We conducted an extended analysis of a non-randomized controlled trial with blinded ascertainment of outcomes that compared a multifaceted intervention to usual care controls. Patients >50 years with a wrist fracture treated in two Emergency Departments in the province of Alberta, Canada were included; those already treated for osteoporosis were excluded. Overall, 102 patients participated in this study (55 intervention and 47 controls; median age: 66 years; 78% were women). The interventions consisted of faxed physician reminders that contained osteoporosis treatment guidelines endorsed by opinion leaders and patient counseling. Controls received usual care; at 6-months post-fracture, when the original trial was completed, all controls were crossed-over to intervention. The main outcomes were rates of osteoporosis testing and treatment within 6 months (original study) and 1 year (delayed intervention) of fracture, and 1-year persistence with treatments started. From the perspective of the healthcare payer, the cost-effectiveness (using a Markov decision-analytic model) of the intervention was compared with usual care over a lifetime horizon.

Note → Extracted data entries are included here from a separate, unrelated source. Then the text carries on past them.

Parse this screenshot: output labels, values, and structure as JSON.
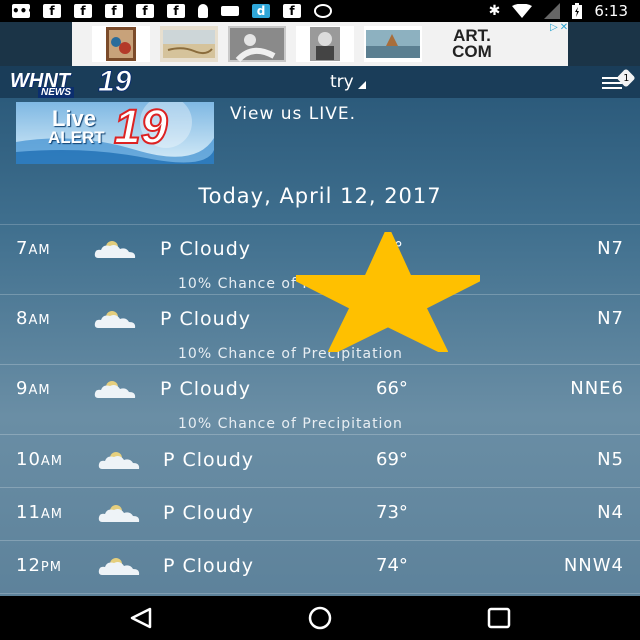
{
  "status_bar": {
    "time": "6:13"
  },
  "ad": {
    "brand": "ART.COM"
  },
  "app": {
    "logo": "WHNT",
    "logo_number": "19",
    "logo_sub": "NEWS",
    "location": "try",
    "notification_count": "1"
  },
  "live": {
    "banner_title": "Live",
    "banner_sub": "ALERT",
    "banner_number": "19",
    "text": "View us LIVE."
  },
  "date_header": "Today, April 12, 2017",
  "forecast": [
    {
      "hour": "7",
      "ampm": "AM",
      "condition": "P Cloudy",
      "temp": "…°",
      "wind": "N7",
      "precip": "10% Chance of Precipitation"
    },
    {
      "hour": "8",
      "ampm": "AM",
      "condition": "P Cloudy",
      "temp": "",
      "wind": "N7",
      "precip": "10% Chance of Precipitation"
    },
    {
      "hour": "9",
      "ampm": "AM",
      "condition": "P Cloudy",
      "temp": "66°",
      "wind": "NNE6",
      "precip": "10% Chance of Precipitation"
    },
    {
      "hour": "10",
      "ampm": "AM",
      "condition": "P Cloudy",
      "temp": "69°",
      "wind": "N5",
      "precip": ""
    },
    {
      "hour": "11",
      "ampm": "AM",
      "condition": "P Cloudy",
      "temp": "73°",
      "wind": "N4",
      "precip": ""
    },
    {
      "hour": "12",
      "ampm": "PM",
      "condition": "P Cloudy",
      "temp": "74°",
      "wind": "NNW4",
      "precip": ""
    }
  ],
  "colors": {
    "star": "#ffc000",
    "app_bar": "#1a3d59",
    "status_bar": "#000000"
  },
  "icons": {
    "condition": "partly-cloudy-icon",
    "favorite": "star-icon",
    "menu": "hamburger-menu-icon",
    "nav": [
      "back-icon",
      "home-icon",
      "recent-apps-icon"
    ]
  }
}
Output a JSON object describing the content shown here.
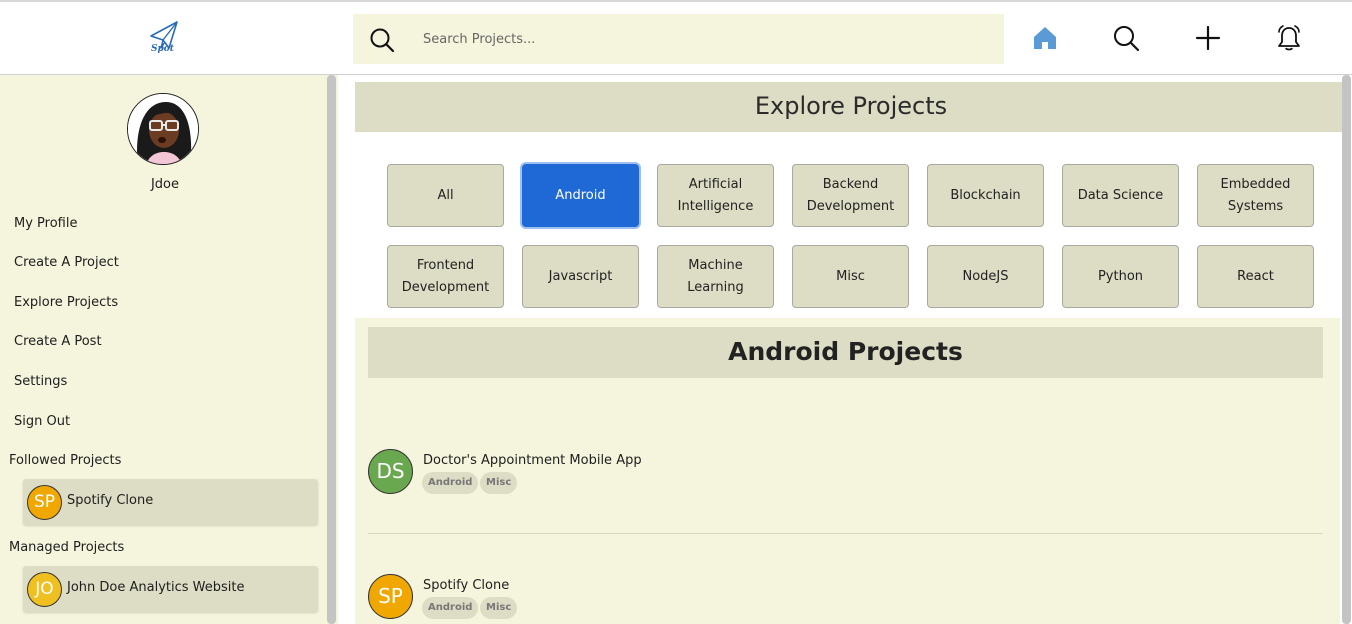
{
  "app": {
    "logo_text": "Spot"
  },
  "header": {
    "search_placeholder": "Search Projects..."
  },
  "sidebar": {
    "username": "Jdoe",
    "menu": [
      {
        "label": "My Profile"
      },
      {
        "label": "Create A Project"
      },
      {
        "label": "Explore Projects"
      },
      {
        "label": "Create A Post"
      },
      {
        "label": "Settings"
      },
      {
        "label": "Sign Out"
      }
    ],
    "followed_label": "Followed Projects",
    "followed": [
      {
        "initials": "SP",
        "name": "Spotify Clone",
        "color": "#f0a800"
      }
    ],
    "managed_label": "Managed Projects",
    "managed": [
      {
        "initials": "JO",
        "name": "John Doe Analytics Website",
        "color": "#f0c020"
      }
    ]
  },
  "main": {
    "explore_title": "Explore Projects",
    "categories": [
      {
        "label": "All",
        "active": false
      },
      {
        "label": "Android",
        "active": true
      },
      {
        "label": "Artificial Intelligence",
        "active": false
      },
      {
        "label": "Backend Development",
        "active": false
      },
      {
        "label": "Blockchain",
        "active": false
      },
      {
        "label": "Data Science",
        "active": false
      },
      {
        "label": "Embedded Systems",
        "active": false
      },
      {
        "label": "Frontend Development",
        "active": false
      },
      {
        "label": "Javascript",
        "active": false
      },
      {
        "label": "Machine Learning",
        "active": false
      },
      {
        "label": "Misc",
        "active": false
      },
      {
        "label": "NodeJS",
        "active": false
      },
      {
        "label": "Python",
        "active": false
      },
      {
        "label": "React",
        "active": false
      }
    ],
    "projects_title": "Android Projects",
    "projects": [
      {
        "initials": "DS",
        "name": "Doctor's Appointment Mobile App",
        "color": "#6aa84f",
        "tags": [
          "Android",
          "Misc"
        ]
      },
      {
        "initials": "SP",
        "name": "Spotify Clone",
        "color": "#f0a800",
        "tags": [
          "Android",
          "Misc"
        ]
      }
    ]
  },
  "colors": {
    "accent": "#1f69d6",
    "panel": "#f5f4dc",
    "card": "#dddcc4",
    "home_icon": "#5b9bd5"
  },
  "icons": [
    "logo-paper-plane-icon",
    "search-icon",
    "home-icon",
    "plus-icon",
    "bell-icon"
  ]
}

Overall, 40% of the intervention patients (vs. 10% of the controls) started treatment within 6 months post-fracture, and 82% (95%CI: 67–96%) had persisted with it at 1-year post-fracture. Delaying the intervention to controls for 6 months still led to equivalent rates of bone mineral density (BMD) testing (64 vs. 60% in the original study; p = 0.72) and osteoporosis treatment (43 vs. 40%; p = 0.77) as previously reported. Compared with usual care, the intervention strategy was dominant – per patient, it led to a $13 Canadian (U.S. $9) cost savings and a gain of 0.012 quality-adjusted life years. Base-case results were most sensitive to assumptions about treatment cost; for example, a 50% increase in the price of osteoporosis medication led to an incremental cost-effectiveness ratio of $24,250 Canadian (U.S. $17,218) per quality-adjusted life year gained.
A pragmatic intervention directed at patients and physicians led to substantial improvements in osteoporosis treatment, even when delivered 6-months post-fracture. From the healthcare payer’s perspective, the intervention appears to have led to both cost-savings and gains in life expectancy.